Sun’s peers like Dr. Reddy's Laboratories Ltd. and Lupin Ltd. have also had a rough first quarter amid weak US sales and their share prices have been battered too. (Also see "First US Branded Ophthalmic Launch A ‘Milestone’ For Sun" - Scrip, 4 Dec, 2016.) Bucking the trend, Cipla Ltd. , whose US market dependence is lower than its peers, posted a 21% net profit rise.
In past years, Shanghvi leveraged Sun’s strong profitability to grow the company through acquisitions, mainly of troubled companies, and the entrepreneur was known as the “turnaround king.” But Sun’s acquisition of rival Ranbaxy has been more problem-ridden than expected.
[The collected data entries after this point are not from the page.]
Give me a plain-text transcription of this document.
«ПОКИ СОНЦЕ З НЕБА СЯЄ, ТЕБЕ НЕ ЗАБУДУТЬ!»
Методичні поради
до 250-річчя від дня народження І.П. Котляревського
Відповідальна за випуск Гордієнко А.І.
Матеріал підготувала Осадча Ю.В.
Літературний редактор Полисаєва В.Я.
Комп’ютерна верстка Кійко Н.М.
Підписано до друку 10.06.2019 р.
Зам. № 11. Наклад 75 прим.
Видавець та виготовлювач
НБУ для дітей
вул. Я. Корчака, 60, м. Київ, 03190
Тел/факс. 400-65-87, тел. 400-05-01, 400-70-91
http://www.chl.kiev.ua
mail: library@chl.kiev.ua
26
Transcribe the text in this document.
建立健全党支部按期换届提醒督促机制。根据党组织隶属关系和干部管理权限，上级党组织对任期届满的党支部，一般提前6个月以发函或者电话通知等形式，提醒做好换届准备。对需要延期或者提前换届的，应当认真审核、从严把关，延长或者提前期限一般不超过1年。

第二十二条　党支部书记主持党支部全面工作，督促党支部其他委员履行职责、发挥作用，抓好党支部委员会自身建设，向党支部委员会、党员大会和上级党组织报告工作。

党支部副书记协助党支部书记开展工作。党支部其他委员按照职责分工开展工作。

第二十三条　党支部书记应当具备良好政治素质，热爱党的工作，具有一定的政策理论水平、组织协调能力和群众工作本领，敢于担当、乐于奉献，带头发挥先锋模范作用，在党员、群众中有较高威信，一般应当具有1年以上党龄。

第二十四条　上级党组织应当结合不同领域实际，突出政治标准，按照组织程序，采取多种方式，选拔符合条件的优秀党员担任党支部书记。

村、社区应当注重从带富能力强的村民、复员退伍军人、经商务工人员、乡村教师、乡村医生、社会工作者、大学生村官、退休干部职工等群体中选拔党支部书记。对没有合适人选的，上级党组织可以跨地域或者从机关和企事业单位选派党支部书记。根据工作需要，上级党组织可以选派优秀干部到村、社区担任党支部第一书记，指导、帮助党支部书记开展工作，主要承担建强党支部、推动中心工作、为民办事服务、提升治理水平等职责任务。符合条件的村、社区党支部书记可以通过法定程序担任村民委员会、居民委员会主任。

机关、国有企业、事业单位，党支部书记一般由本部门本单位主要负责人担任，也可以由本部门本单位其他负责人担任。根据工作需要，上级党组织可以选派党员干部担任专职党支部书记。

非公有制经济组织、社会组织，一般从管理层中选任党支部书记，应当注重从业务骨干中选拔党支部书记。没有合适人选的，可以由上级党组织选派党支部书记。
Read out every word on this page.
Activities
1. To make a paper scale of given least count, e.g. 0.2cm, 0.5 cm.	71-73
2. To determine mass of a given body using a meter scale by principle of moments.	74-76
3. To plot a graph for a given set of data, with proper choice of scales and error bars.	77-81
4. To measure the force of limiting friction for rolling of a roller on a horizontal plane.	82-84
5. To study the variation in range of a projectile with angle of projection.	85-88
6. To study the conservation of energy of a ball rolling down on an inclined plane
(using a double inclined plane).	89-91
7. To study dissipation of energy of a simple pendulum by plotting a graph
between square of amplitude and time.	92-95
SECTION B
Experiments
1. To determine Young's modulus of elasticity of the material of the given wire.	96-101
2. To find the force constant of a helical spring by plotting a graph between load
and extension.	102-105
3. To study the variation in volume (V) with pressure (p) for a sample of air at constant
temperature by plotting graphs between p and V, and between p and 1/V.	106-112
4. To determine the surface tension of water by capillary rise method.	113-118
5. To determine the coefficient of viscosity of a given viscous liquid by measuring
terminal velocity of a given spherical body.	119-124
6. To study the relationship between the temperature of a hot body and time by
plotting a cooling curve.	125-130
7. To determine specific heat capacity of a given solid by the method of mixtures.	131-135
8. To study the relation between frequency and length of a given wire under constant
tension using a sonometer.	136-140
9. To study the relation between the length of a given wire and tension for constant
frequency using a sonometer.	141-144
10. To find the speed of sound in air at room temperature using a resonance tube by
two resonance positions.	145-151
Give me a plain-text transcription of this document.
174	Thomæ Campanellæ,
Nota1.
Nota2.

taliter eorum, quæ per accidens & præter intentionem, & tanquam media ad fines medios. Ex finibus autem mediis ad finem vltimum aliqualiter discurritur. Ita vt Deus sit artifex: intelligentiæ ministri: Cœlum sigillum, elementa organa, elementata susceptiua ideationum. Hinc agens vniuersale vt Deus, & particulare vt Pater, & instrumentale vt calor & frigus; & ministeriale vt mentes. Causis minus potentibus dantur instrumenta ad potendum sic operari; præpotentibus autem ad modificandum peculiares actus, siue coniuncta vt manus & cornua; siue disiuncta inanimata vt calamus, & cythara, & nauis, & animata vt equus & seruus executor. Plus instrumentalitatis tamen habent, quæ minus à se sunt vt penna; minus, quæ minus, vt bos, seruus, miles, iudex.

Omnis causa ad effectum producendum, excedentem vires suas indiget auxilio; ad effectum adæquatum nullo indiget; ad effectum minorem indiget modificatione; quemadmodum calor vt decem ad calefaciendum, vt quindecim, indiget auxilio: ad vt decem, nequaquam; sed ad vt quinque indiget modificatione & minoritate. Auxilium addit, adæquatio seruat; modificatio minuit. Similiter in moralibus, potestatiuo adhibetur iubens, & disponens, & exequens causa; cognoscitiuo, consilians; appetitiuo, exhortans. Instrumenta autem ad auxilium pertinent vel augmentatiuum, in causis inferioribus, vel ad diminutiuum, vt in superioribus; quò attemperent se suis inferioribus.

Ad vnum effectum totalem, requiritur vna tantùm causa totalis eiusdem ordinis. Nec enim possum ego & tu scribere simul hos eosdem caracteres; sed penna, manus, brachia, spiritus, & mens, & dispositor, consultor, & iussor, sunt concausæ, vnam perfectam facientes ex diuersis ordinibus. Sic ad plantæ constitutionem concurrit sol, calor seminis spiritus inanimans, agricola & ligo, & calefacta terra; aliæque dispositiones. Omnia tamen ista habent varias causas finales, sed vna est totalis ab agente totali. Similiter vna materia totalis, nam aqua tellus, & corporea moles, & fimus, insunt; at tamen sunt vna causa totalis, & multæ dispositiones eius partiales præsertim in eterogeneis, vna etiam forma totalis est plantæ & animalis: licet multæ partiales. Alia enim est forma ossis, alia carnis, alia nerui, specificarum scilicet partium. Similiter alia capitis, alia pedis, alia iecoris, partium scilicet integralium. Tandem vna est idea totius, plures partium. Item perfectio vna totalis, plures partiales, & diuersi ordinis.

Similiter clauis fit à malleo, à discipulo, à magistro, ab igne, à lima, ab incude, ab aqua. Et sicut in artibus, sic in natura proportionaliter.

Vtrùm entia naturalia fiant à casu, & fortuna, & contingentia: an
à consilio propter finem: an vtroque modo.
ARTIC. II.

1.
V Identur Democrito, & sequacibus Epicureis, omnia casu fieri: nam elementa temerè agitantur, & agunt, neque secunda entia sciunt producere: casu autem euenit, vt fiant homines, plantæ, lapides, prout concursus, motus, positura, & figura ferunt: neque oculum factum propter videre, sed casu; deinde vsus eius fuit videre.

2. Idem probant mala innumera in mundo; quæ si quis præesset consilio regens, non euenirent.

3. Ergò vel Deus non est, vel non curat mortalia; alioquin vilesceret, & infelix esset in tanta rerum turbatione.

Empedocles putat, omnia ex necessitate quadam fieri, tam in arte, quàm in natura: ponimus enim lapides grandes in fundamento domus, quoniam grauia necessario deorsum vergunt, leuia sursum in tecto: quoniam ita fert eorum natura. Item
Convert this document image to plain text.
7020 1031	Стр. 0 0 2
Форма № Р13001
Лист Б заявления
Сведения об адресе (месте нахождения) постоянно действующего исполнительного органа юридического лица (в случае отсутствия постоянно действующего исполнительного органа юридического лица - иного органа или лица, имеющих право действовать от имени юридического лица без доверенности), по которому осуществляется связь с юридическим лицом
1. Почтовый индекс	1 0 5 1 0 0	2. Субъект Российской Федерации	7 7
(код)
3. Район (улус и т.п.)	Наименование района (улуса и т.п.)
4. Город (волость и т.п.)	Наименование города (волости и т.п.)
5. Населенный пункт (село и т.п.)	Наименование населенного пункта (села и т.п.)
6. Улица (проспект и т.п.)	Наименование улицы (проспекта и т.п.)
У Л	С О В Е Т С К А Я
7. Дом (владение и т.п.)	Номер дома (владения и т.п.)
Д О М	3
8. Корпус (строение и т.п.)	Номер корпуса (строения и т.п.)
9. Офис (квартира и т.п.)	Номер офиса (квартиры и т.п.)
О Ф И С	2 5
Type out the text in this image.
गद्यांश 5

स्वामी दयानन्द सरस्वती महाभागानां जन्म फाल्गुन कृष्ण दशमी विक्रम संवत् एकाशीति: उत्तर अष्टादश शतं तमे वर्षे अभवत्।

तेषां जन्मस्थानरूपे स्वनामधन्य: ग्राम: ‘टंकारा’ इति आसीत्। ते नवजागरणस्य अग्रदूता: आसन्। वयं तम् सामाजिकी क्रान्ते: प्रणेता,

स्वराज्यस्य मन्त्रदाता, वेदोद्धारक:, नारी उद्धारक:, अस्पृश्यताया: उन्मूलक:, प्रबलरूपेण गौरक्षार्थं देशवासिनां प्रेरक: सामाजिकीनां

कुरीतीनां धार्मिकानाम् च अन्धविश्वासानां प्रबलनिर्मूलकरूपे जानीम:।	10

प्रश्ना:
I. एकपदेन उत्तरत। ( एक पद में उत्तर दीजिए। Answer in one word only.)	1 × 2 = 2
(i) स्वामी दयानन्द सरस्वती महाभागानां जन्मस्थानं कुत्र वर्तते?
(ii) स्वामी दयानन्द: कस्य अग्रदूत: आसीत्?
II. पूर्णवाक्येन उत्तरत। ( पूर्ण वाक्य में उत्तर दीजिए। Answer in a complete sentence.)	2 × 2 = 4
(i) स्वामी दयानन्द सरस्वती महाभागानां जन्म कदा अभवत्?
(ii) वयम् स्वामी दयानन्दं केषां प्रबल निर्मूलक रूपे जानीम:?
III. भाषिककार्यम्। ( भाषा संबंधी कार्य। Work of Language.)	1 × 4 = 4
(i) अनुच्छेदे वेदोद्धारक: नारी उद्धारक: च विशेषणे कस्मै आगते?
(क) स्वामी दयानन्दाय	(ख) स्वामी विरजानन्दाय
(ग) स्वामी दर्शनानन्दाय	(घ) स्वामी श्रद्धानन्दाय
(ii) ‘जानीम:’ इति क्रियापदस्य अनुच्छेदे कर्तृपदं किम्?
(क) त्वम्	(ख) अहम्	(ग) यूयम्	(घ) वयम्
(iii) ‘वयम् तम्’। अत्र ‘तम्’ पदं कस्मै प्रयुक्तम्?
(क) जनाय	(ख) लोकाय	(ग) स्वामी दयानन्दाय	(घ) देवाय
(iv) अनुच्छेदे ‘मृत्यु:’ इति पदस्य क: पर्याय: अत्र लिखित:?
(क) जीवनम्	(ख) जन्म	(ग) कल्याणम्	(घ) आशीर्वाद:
The lifting of an FDA ban on former Ranbaxy plant Mohali earlier this year marked a rare piece of good news for Sun since it bought the company. Shanghvi, however, said Sun was on track to realize expected merger synergies of $300m from its Ranbaxy purchase. (Also see "FDA To Lift Ban On Ranbaxy Plant; Good News For Sun Compliance Push?" - Scrip, 15 Mar, 2017.)
“Everyone, everywhere in the company is acutely aware that this is not something investors expect from us, we will find ways to work towards improving that,” said Shanghvi, whose own net worth has fallen by a staggering $14.1bn from its peak two years ago due to the tumble in Sun’s share value, according to the Bloomberg Billionaires Index. The plunge in Sun’s share price knocked Shanghvi from a brief spell as India’s richest person to sixth place in the rankings, the index showed.